Global Experience: The Station Narva Music Festival in an Abandoned Estonian Factory
Oct 9, 2018

In the 1990s, the small city of Narva became a forgotten enclave of Russian culture in newly independent Estonia. Soviet citizens who had settled here after the war still don’t feel part of Estonian culture. With the collapse of the USSR, they were left jobless in a country that felt foreign, unsure whether they were still Russian or had become Estonian. The city’s chief architect and local authorities believe that major cultural events could breathe life back into this border town — including the Station Narva festival. Its organisers see Narva as embodying the romance of Eastern Europe, and believe it could soon become a mini-Berlin. Strelka Mag reports on how the city is trying to shed its image as a politically explosive region.
⸻
A Forgotten Russian Enclave
In the 1990s, Narva’s industry collapsed, markets disappeared, and mass unemployment took hold. Since then, more than 25,000 people — nearly a third of the city’s population — have left. The legendary Kreenholm Manufacturing Company, founded in 1857 and once employing 12,000 residents (almost half of the working-age population during Soviet times), shut down its factories in 2010. Today, this vast industrial zone on Estonia’s far eastern edge is almost entirely abandoned. A small textile company set up by Swedes and former factory workers occupies part of it, alongside an electrical engineering firm.

⸻
A Festival at the Crossroads of Cultures
The economic struggles, along with linguistic and cultural differences, have led many residents to feel forgotten, disconnected from Estonia, and unwilling to engage with central authorities. Narva attracts few tourists, has limited cafés and services, residents rarely get approved for loans, and many Estonians are hesitant to visit the border city.
Change is coming largely through a younger generation unscarred by the upheaval of the ’90s. Narva’s chief architect, Ivan Sergeev, is 31. He helped push for Station Narva, even though organising festivals isn’t part of his job description. His involvement in non-architectural efforts makes sense — the more cultural events take place, the more attractive the city becomes to investors and developers.
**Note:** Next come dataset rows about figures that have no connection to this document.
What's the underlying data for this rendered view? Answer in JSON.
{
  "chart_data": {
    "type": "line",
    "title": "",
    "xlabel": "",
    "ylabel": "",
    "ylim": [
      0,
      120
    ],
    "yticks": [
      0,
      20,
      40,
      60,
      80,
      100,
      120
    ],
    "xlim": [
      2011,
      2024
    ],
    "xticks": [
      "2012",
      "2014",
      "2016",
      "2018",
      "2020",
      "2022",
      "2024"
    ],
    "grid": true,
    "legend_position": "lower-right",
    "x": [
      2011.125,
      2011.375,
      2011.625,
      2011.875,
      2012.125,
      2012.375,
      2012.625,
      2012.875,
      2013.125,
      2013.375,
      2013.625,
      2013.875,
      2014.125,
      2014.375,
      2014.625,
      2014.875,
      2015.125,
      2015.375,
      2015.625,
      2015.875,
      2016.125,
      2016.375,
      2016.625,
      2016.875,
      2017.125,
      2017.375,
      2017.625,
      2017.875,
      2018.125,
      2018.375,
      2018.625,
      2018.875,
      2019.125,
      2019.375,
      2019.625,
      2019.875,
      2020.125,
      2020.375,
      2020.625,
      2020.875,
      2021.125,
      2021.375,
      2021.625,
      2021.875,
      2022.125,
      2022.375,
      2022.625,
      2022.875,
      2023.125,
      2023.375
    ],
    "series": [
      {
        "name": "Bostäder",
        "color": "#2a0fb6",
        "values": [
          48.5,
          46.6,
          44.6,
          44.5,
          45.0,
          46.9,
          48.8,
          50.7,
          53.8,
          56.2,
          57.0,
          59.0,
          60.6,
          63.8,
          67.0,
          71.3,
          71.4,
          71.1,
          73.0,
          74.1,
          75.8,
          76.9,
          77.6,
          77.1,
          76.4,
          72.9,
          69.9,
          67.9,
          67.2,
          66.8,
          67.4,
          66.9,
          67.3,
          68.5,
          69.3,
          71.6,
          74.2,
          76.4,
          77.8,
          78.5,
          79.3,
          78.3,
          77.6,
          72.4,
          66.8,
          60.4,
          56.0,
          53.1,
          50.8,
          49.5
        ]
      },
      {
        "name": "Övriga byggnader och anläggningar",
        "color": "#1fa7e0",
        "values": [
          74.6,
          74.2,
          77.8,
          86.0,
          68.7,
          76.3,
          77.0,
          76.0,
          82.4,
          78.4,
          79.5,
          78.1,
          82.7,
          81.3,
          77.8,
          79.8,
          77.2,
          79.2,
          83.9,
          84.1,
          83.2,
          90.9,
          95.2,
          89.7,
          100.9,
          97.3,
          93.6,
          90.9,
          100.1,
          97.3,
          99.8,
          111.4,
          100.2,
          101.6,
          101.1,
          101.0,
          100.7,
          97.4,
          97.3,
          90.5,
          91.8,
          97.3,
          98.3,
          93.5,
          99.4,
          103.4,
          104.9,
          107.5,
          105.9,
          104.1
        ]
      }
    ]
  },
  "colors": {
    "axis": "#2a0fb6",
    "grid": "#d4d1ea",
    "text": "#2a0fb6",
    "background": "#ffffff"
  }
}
Sergeev has been envisioning the revival of Kreenholm for years. In 2016, he sketched out his vision for Narva’s future in the newspaper Eesti Ekspress. Even then, his plans for the Old Spinning Mill included a music stage in the courtyard. Three years later, Kreenholm started looking very much like that sketch.
Once upon a time, a narrow-gauge railway delivered textiles to the spacious courtyard of the Kreenholm complex. Now, the same courtyard and factory halls have hosted acts like Tricky, Grechka, post-punk legends Echo & the Bunnymen, Finnish rockers Joensuu 1685, and 16 more artists from Russia, Estonia, and across Europe.

The Station Narva programme is curated by the team at Shiftworks OÜ, who have also been organising Tallinn Music Week annually since 2009. According to Sergeev, when the team visited Narva, they were thrilled by Kreenholm and the Old Spinning Mill, and decided it was the perfect place for a festival. “Kreenholm has a mysterious feel to it — it’s a closed-off area you can only access on a guided tour. That jaw-drop moment — ‘oh my God, this place actually exists!’ — is truly unique,” says Helen Sildna, head of Shiftworks. She believes Narva is, by its very nature, an international city, and its strength lies in this cultural intersection — not to mention the scenic castle, river, waterfalls, and Russian border. “For politicians and the private sector, it’s quite clear that Narva has been overlooked. What’s strange is that not everyone sees the obvious: culture is the most natural way to bring different people together.”

⸻
A New Life for the Kreenholm Factory
Narva aspires to become a creative hub and “shake off the label of a politically sensitive region,” say the festival organisers. Sergeev hopes the festival will awaken the city, reconnecting it to Estonia and the wider world: “For the past 27 years, the city and the state have been trying to understand each other and build cooperation. Narva is still figuring out its identity. Do we want to be a tourist destination and international cultural centre? Or an industrial city? This process of self-discovery is captivating,” he says.
Surprisingly, the vast Kreenholm complex — large enough to host Station Narva, a summer picnic, a small rave, and a jam festival all at once — is privately owned by a Swedish entrepreneur. For now, its future remains uncertain. The owner isn’t rushing to redevelop it but also isn’t blocking festivals, performances, or guided tours. One potential plan — to transform the 13,000-hectare site into a creative cluster with housing, commercial spaces, and art galleries — remains just that: a plan on paper.